I have a photography business that requires alot of storage, and access to it at all times by multiple users. at current standing we are using a DROBO PRO, but this is quite slow and seems to fail quite a bit, we need 3 partitions with a minimum of 3gb in each.
i was thinking of building a server pc with 6 x 3gb drives using raid1 3 times and having the data incrementally backup to the drobo on weekends.
is this possible? or if there is a better idea i really want to hear it. i need to do this asap.
For a cost effective and expandable build, I'd put the dedicated server together, like you said. Here's what I've put together about a week ago: home server: Fractal Design R3 (or XL), a Z77 chipset (Asrock Professional), Enermax PS 750w, 10SATA ports, 6ea 1TB WD Green (RAID 5), a 3TB external USB3.0, a 2tb external eSata. Great read speeds with RAID5, not great write speeds. RAID 5 cause it would be seemless to replace a failed drive, plus you get good read speeds, still need to back up though.
My understanding is that all the HDD must be the same size. Kind of makes sense if you intent to have a "hot standby", you can carry just one popular size like a 1tb or a 2tb. The cool thing with the Z77 chipset is you can also buy a 60GB SSD and accelerate your RAID array, just use (enhanced) not (maximum) option for better security of your files. Also, I guess this goes without saying, buy a good UPS, and setup the software to do a proper shutdown in the event of a power failure.
I also have a RAID 5 Buffalo. I really love the Buffalo TeraStation but it's kinda slow compared to building badass multiuse computer (gaming, work, and file servering all in one).
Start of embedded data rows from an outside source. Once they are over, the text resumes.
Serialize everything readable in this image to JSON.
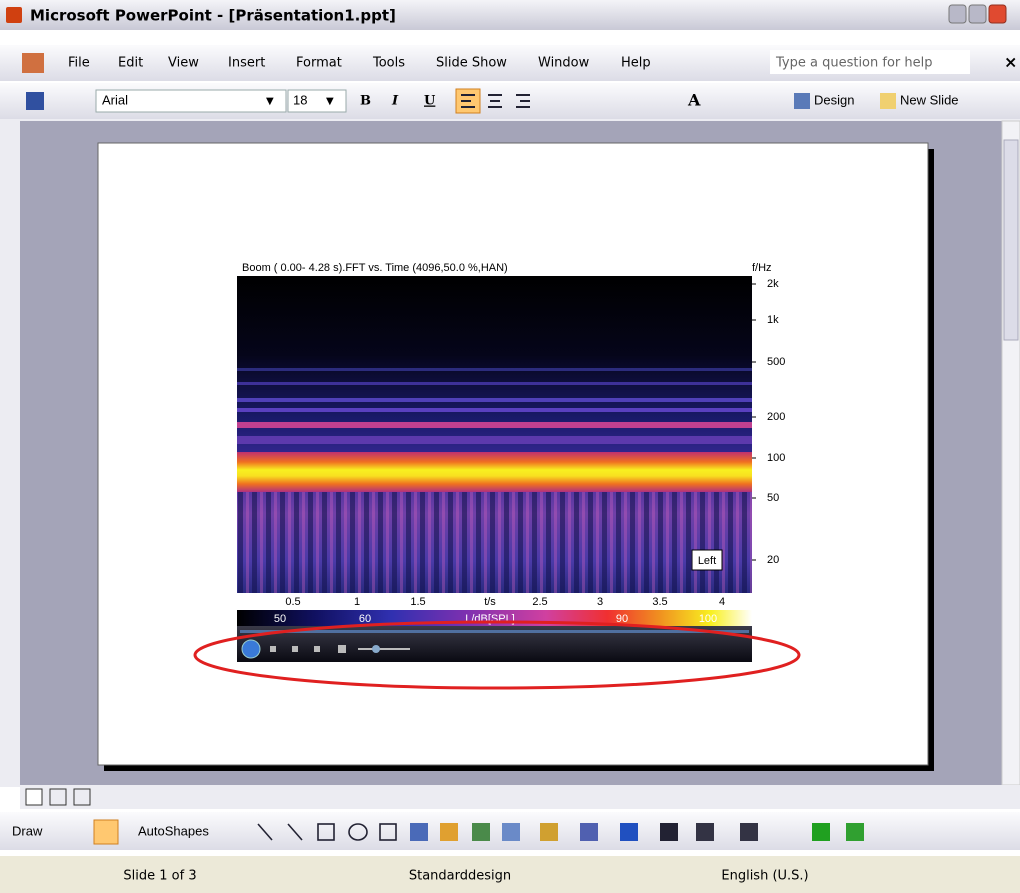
{
  "window": {
    "title": "Microsoft PowerPoint - [Präsentation1.ppt]"
  },
  "menu": {
    "items": [
      "File",
      "Edit",
      "View",
      "Insert",
      "Format",
      "Tools",
      "Slide Show",
      "Window",
      "Help"
    ],
    "help_box": "Type a question for help"
  },
  "toolbar": {
    "font": "Arial",
    "size": "18",
    "bold": "B",
    "italic": "I",
    "underline": "U",
    "grow_font": "A",
    "design": "Design",
    "new_slide": "New Slide"
  },
  "slide": {
    "image": {
      "title": "Boom ( 0.00- 4.28 s).FFT vs. Time (4096,50.0 %,HAN)",
      "y_axis_label": "f/Hz",
      "y_tick_labels": [
        "2k",
        "1k",
        "500",
        "200",
        "100",
        "50",
        "20"
      ],
      "channel": "Left",
      "x_tick_labels": [
        "0.5",
        "1",
        "1.5",
        "t/s",
        "2.5",
        "3",
        "3.5",
        "4"
      ],
      "colorbar_labels": [
        "50",
        "60",
        "L/dB[SPL]",
        "90",
        "100"
      ]
    }
  },
  "drawing_toolbar": {
    "draw": "Draw",
    "autoshapes": "AutoShapes"
  },
  "status_bar": {
    "slide": "Slide 1 of 3",
    "design": "Standarddesign",
    "language": "English (U.S.)"
  }
}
In using different sized drives in a RAID 5 configuration, your finished drive would only be as big as your smallest drive. Example - you have 2 -1TB drives, 2 - 750GB drive and 1 - 500GB drive. Your RAID 5 would only configure as 500GB. The Drobo is configured in such a way as to be able to use different sized drives completely.
I am currently using a FreeNAS setup and would highly recommend it.
Currently running 5x1.5TB HDDs in a RAID-Z configuration so a total of 6TB of storage.
The snapshot features are great for keeping incremental backups and the bandwidth and access times have been great for multiple computers connected to it.
ok so the main issue for me moving forward is that when 4tb drives come out, i am going to want to use them, as by then it may be hard to find 3tb or 2tb drives.. and if one fails i dont want to be stuck looking for the same hdd.
I don't think you'll have any problem finding 2tb drives 5 years from now. Heck, I can find 500mb IDE drives fairly easily if I needed them. At some point your going to upgrade the whole thing anyways. If you want a suggestion to get some HDD space for cheap, go to COSTCO and pickup the 3tb externals for 119.00. Then remove the bare drive and use as an internal. Only caveat is use lose the ability to warranty them, but it's about half the cost of a bare drive, worth the risk in my opinion.
RAID-Z is a proprietary, software implemented raid solution similar to RAID 5. The software is ZFS and it is open sources so there are some very good implementations of it on some free server OS. RAID-Z was created to combat a lot of the downsides to RAID 5; specifically the write hole and the slower write times in general.
Ok so I have come up with a solution that I have implemented.
1. 2x (2 x 3tb) WD green drives running in raid1 (mirrored) allowing for 2 actual partitions with mirroring
2. Using drobo pro as backup so if a set of drives fail at the same time, we are covered.